Using Small MUSes to Explain How to Solve Pen and Paper Puzzles
This work provides a general tool for explaining puzzle solutions to users, but it is incremental as it builds on existing MUS-based methods with domain-specific improvements.
The paper tackles the problem of generating human-interpretable step-by-step explanations for solving pen and paper puzzles by developing Demystify, a tool based on Minimal Unsatisfiable Subsets (MUSes), which matches human-produced guides 89% of the time on average.

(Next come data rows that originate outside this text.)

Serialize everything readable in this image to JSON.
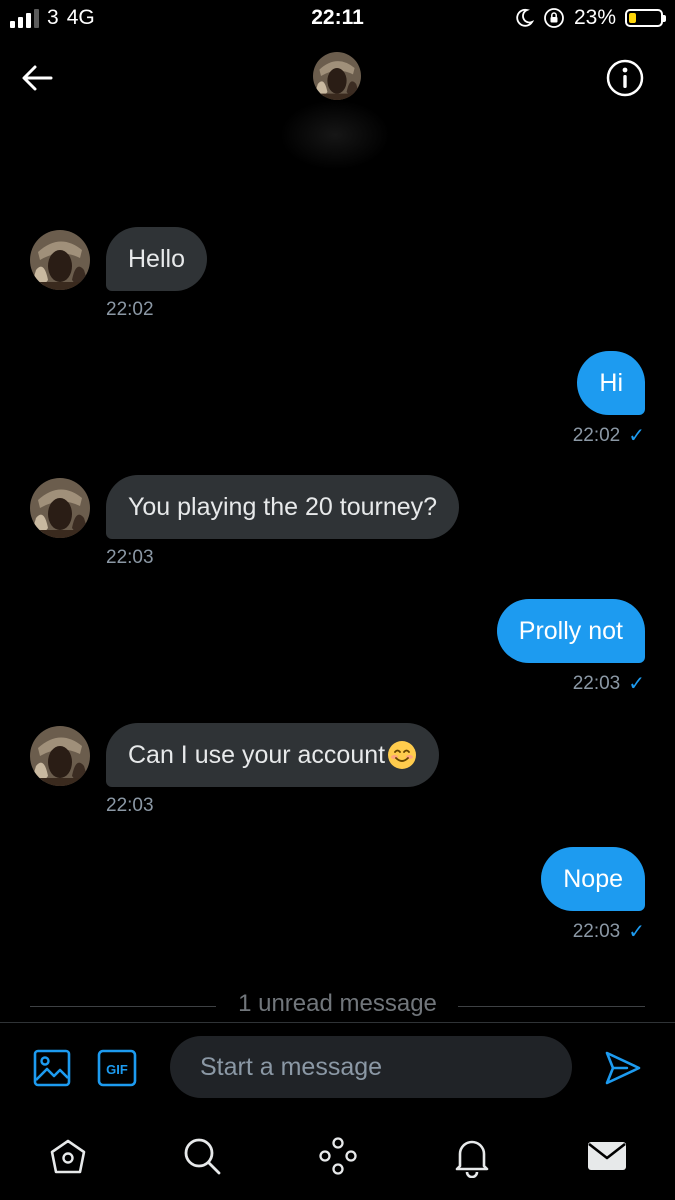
{
  "status_bar": {
    "carrier": "3",
    "network": "4G",
    "time": "22:11",
    "battery": "23%",
    "battery_level": 0.23,
    "signal_bars_active": 3,
    "signal_bars_total": 4
  },
  "header": {
    "back_icon": "arrow-left-icon",
    "info_icon": "info-icon"
  },
  "messages": [
    {
      "direction": "incoming",
      "text": "Hello",
      "time": "22:02"
    },
    {
      "direction": "outgoing",
      "text": "Hi",
      "time": "22:02",
      "status": "✓"
    },
    {
      "direction": "incoming",
      "text": "You playing the 20 tourney?",
      "time": "22:03"
    },
    {
      "direction": "outgoing",
      "text": "Prolly not",
      "time": "22:03",
      "status": "✓"
    },
    {
      "direction": "incoming",
      "text": "Can I use your account",
      "emoji": "smiling-face-emoji",
      "time": "22:03"
    },
    {
      "direction": "outgoing",
      "text": "Nope",
      "time": "22:03",
      "status": "✓"
    }
  ],
  "unread_divider": "1 unread message",
  "composer": {
    "placeholder": "Start a message",
    "gif_label": "GIF"
  },
  "bottom_nav": [
    "home-icon",
    "search-icon",
    "spaces-icon",
    "notifications-icon",
    "messages-icon"
  ],
  "colors": {
    "background": "#000000",
    "incoming_bubble": "#2f3336",
    "outgoing_bubble": "#1d9bf0",
    "accent": "#1d9bf0",
    "timestamp": "#8b98a5"
  }
}
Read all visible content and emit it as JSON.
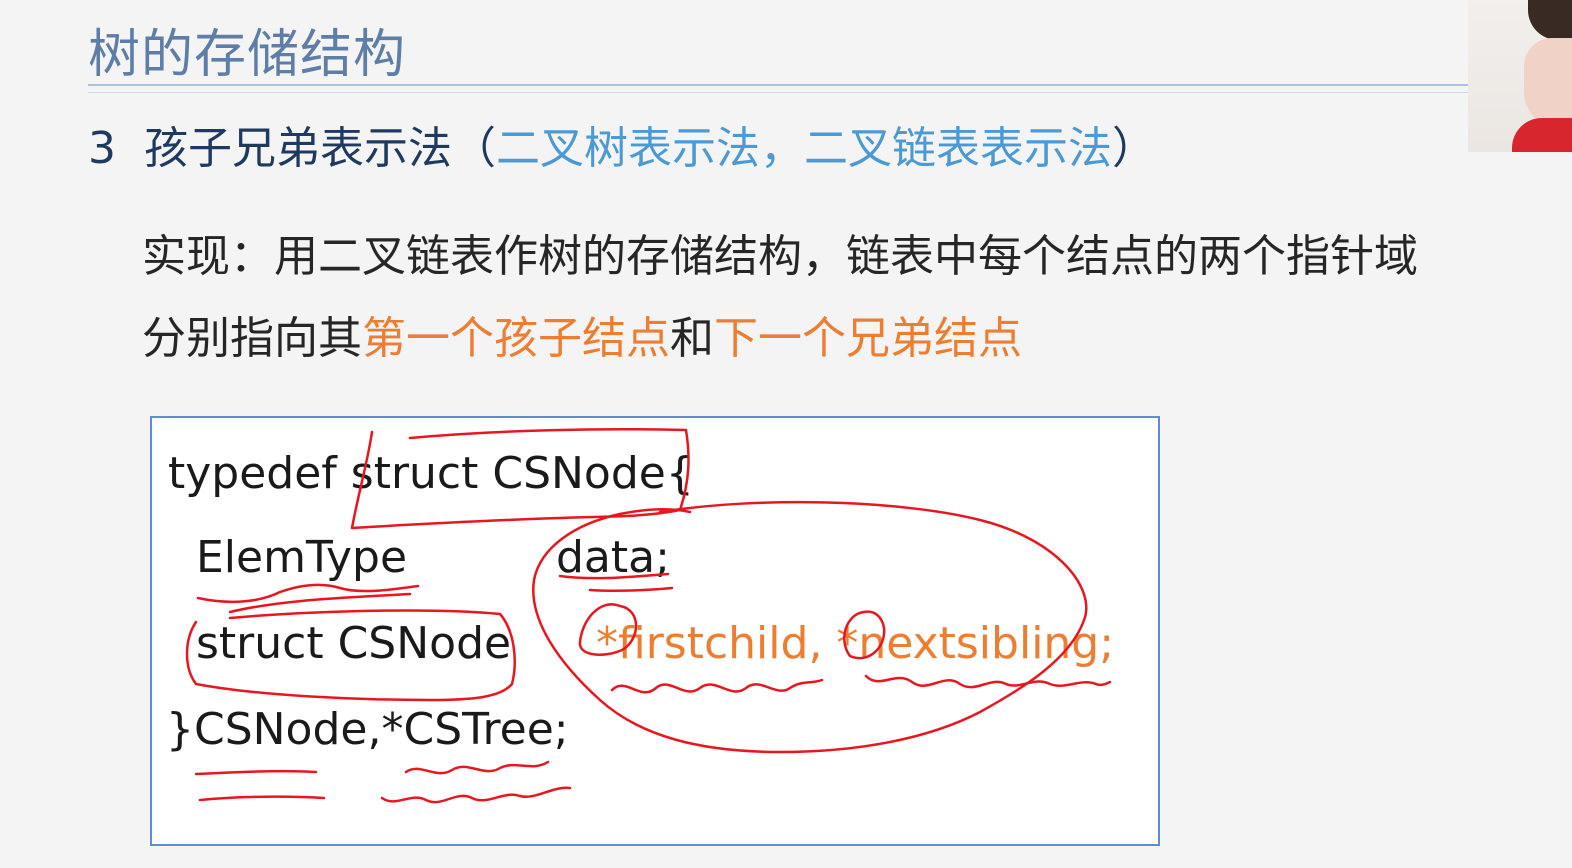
{
  "slide": {
    "title": "树的存储结构",
    "section": {
      "number": "3",
      "text": "孩子兄弟表示法（",
      "highlight": "二叉树表示法，二叉链表表示法",
      "close": "）"
    },
    "paragraph": {
      "line1": "实现：用二叉链表作树的存储结构，链表中每个结点的两个指针域",
      "line2_prefix": "分别指向其",
      "line2_first": "第一个孩子结点",
      "line2_and": "和",
      "line2_second": "下一个兄弟结点"
    },
    "code": {
      "line1": "typedef struct CSNode{",
      "line2_type": "ElemType",
      "line2_field": "data;",
      "line3_type": "struct CSNode",
      "line3_fields": "*firstchild, *nextsibling;",
      "line4": "}CSNode,*CSTree;"
    }
  },
  "colors": {
    "title": "#5e7ea8",
    "section": "#1f3a5e",
    "highlight": "#4b9ad6",
    "orange": "#ed7d31",
    "ink": "#e8161e",
    "box_border": "#5b8fcf"
  }
}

In this paper, we present Demystify, a general tool for creating human-interpretable step-by-step explanations of how to solve a wide range of pen and paper puzzles from a high-level logical description. Demystify is based on Minimal Unsatisfiable Subsets (MUSes), which allow Demystify to solve puzzles as a series of logical deductions by identifying which parts of the puzzle are required to progress. This paper makes three contributions over previous work. First, we provide a generic input language, based on the Essence constraint language, which allows us to easily use MUSes to solve a much wider range of pen and paper puzzles. Second, we demonstrate that the explanations that Demystify produces match those provided by humans by comparing our results with those provided independently by puzzle experts on a range of puzzles. We compare Demystify to published guides for solving a range of different pen and paper puzzles and show that by using MUSes, Demystify produces solving strategies which closely match human-produced guides to solving those same puzzles (on average 89% of the time). Finally, we introduce a new randomised algorithm to find MUSes for more difficult puzzles. This algorithm is focused on optimised search for individual small MUSes.